In Kwasi Kwarteng, Prime Minister Liz Truss has picked an ideological ally as Britain's new finance minister, charging him with tackling a cost-of-living crisis with a tax-cutting, big-spending plan that has worried markets.
The new Chancellor of the Exchequer, Kwarteng, 47, inherits an economy in crisis. It is forecast to go into a long recession later this year, with inflation at a 40-year high and limits on options for boosting growth.
Business and energy minister under outgoing premier Boris Johnson, Kwarteng backs his new boss's low tax, free market approach to the economy, a meeting of minds that could signal a cordial relationship at the heart of government.
That would contrast with the rift that developed between Johnson and his finance minister Rishi Sunak.
"Kwasi Kwarteng clearly has been a big part of Team Truss... So she's putting in someone who she thinks shares her sort of governing philosophy and priorities," said Jill Rutter, senior fellow at the Institute for Government think-tank and a former Treasury official.
"The energy and business background should stand him, in terms of understanding the real economy, in quite good stead... what he's not done is a big public services job or a big spending job."
Britain's first Black Chancellor, Kwarteng is the son of Ghanaian immigrants and scored a so-called "double-first" at Cambridge University in Classics and History, also attending Harvard University in the United States.
THATCHER ADMIRER
Kwarteng is an economic historian and, like many in the governing Conservative Party, says he admires Thatcher and the right-wing economic legacy she left, even writing a book about her.
But he has played down the extent to which her anti-statist ideals can be realised in the modern economy, saying reliving her approach today is "completely mistaken."
"The responses to that are not coming out of the 1980s textbook," he told the BBC in a podcast last year about his political ideology, giving the example of achieving net-zero emissions targets as an area where government involvement is key.
"You've got to adapt to the context in which you're living."
The context in 2022 - with skyrocketing inflation, higher interest rates and mounting industrial action - much more closely resembles conditions under Thatcher than when he spoke.
He has said that under Truss' leadership, the government will cut taxes and act to tackle the deepening cost of living crisis, and that there will need to be some fiscal loosening to help people through the winter.
An announcement is expected on Thursday, with a freeze on bills among the options Truss is considering.
Kwarteng's former role running the Department of Business, Energy and Industrial Strategy (BEIS) means he has met regularly with energy sector officials, and already put thought into what Britain's economy should look like in the medium term after leaving the European Union.
A committed Brexit supporter, Kwarteng has endeared himself to the right of the party, making a name for himself with his views in favour of lower taxes, a smaller state and deregulation in his book "Britannia Unchained," co-authored with Truss and other lawmakers.
However, in government he has been more pragmatic.

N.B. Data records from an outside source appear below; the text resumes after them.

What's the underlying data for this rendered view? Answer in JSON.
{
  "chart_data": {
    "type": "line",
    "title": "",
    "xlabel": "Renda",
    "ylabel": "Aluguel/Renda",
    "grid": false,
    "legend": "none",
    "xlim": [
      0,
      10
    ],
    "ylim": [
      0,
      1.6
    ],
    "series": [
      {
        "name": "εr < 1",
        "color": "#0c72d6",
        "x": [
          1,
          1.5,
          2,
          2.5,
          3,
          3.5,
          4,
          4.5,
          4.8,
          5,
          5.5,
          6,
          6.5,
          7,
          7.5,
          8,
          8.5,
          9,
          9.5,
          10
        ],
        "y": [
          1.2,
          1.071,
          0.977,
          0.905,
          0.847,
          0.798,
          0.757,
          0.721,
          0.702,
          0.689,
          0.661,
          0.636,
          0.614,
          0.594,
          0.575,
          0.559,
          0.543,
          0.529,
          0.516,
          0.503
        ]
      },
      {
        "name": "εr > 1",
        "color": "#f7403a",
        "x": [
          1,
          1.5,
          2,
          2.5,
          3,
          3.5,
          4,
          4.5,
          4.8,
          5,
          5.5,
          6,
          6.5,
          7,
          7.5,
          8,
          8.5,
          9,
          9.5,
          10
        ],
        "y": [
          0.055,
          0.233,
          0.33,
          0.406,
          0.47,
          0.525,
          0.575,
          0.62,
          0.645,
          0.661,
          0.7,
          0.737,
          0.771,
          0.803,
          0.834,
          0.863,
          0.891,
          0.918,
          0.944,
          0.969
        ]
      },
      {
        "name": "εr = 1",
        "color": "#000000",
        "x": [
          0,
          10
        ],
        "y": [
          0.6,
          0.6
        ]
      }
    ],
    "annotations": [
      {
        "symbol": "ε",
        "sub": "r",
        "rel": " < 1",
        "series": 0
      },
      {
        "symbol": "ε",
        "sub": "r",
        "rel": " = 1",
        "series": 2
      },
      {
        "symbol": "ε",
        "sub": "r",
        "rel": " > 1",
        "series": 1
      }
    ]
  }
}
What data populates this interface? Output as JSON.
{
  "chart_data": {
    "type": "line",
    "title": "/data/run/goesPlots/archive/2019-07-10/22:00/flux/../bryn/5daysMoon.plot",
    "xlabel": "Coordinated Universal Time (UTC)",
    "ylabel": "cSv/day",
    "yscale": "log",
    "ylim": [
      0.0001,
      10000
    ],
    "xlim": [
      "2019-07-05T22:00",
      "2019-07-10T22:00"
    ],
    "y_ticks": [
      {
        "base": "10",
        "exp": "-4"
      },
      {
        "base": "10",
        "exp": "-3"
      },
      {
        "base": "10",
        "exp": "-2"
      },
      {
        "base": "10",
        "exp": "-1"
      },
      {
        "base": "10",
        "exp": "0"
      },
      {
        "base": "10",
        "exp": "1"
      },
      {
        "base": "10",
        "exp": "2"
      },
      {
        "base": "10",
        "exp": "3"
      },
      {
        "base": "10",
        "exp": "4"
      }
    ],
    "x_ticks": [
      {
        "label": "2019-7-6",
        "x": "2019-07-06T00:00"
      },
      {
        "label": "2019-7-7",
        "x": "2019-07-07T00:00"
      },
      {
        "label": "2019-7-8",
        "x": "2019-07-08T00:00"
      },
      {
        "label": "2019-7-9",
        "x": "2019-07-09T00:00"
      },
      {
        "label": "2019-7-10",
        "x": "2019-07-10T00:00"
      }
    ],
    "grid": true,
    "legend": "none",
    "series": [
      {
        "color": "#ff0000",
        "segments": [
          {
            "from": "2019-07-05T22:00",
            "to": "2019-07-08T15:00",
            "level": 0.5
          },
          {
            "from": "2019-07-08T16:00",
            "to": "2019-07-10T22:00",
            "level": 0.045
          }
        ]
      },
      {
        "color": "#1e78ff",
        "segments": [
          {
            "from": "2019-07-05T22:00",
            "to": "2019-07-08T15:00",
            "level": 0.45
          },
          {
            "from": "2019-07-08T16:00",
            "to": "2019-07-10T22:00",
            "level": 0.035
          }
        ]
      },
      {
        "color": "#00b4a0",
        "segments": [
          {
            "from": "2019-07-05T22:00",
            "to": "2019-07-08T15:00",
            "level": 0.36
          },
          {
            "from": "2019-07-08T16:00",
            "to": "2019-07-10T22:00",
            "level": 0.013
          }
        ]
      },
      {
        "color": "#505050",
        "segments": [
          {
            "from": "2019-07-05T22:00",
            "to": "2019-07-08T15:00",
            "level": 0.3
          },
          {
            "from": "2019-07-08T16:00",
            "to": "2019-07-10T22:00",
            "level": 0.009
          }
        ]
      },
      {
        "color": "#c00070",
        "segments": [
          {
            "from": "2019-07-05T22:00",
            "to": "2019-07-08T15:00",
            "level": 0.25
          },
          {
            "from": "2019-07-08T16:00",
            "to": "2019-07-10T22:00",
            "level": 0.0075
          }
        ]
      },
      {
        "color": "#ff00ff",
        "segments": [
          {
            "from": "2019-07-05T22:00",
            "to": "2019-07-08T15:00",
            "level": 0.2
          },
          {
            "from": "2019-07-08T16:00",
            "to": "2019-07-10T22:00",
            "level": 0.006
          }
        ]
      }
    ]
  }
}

Kwarteng stopped a review into working practice regulations when he became business minister last year, saying Brexit is not about "whittling away workers' rights, trying to have a race to the bottom or trying to reduce wages."
TOUGH ENOUGH?
He has also overseen the introduction of the National Security and Investment Act that has seen the government intervene in a couple of Chinese-backed takeover deals.
But he is increasingly frustrated by the reliance of British industries on government support, those who know him say.
Citing one example of this, one Westminster source said Kwarteng has been hostile to further requests for support from CF Industries, whose ammonia production makes the carbon dioxide in industries from pubs and to farming, angrily telling aides he would not give them another penny. CF Industries halted operations again last month.
"I wouldn't call him the most creative policymaker but he will listen to ideas and consider views," the Westminster source said.
Some of his Conservative colleagues question what he has tangibly achieved while at BEIS and his credentials for the finance ministry.
"Some say he's not tough enough to do the Chancellor job at a time when Britain needs someone who can push things through," one lawmaker said, while a veteran Conservative said the Treasury would "approve of his brain (but) disapprove of his independence."
Like Johnson, Kwarteng went to school at the prestigious and elite Eton College on a scholarship.
While at Cambridge he was a member of a winning team on popular TV quiz show University Challenge, and he has written several books including one on the history of the British Empire.
He has said that, although he experienced racist insults growing up in the eighties, he does not see himself as a symbol of anyone other than his constituents in Spelthorne, which borders London's south-west suburbs.
"I actually think that it's not that much of a big deal," he said after being appointed as the first Black Conservative front-bench minister. "I think once you've made the point, I don't think it's something that comes up that much."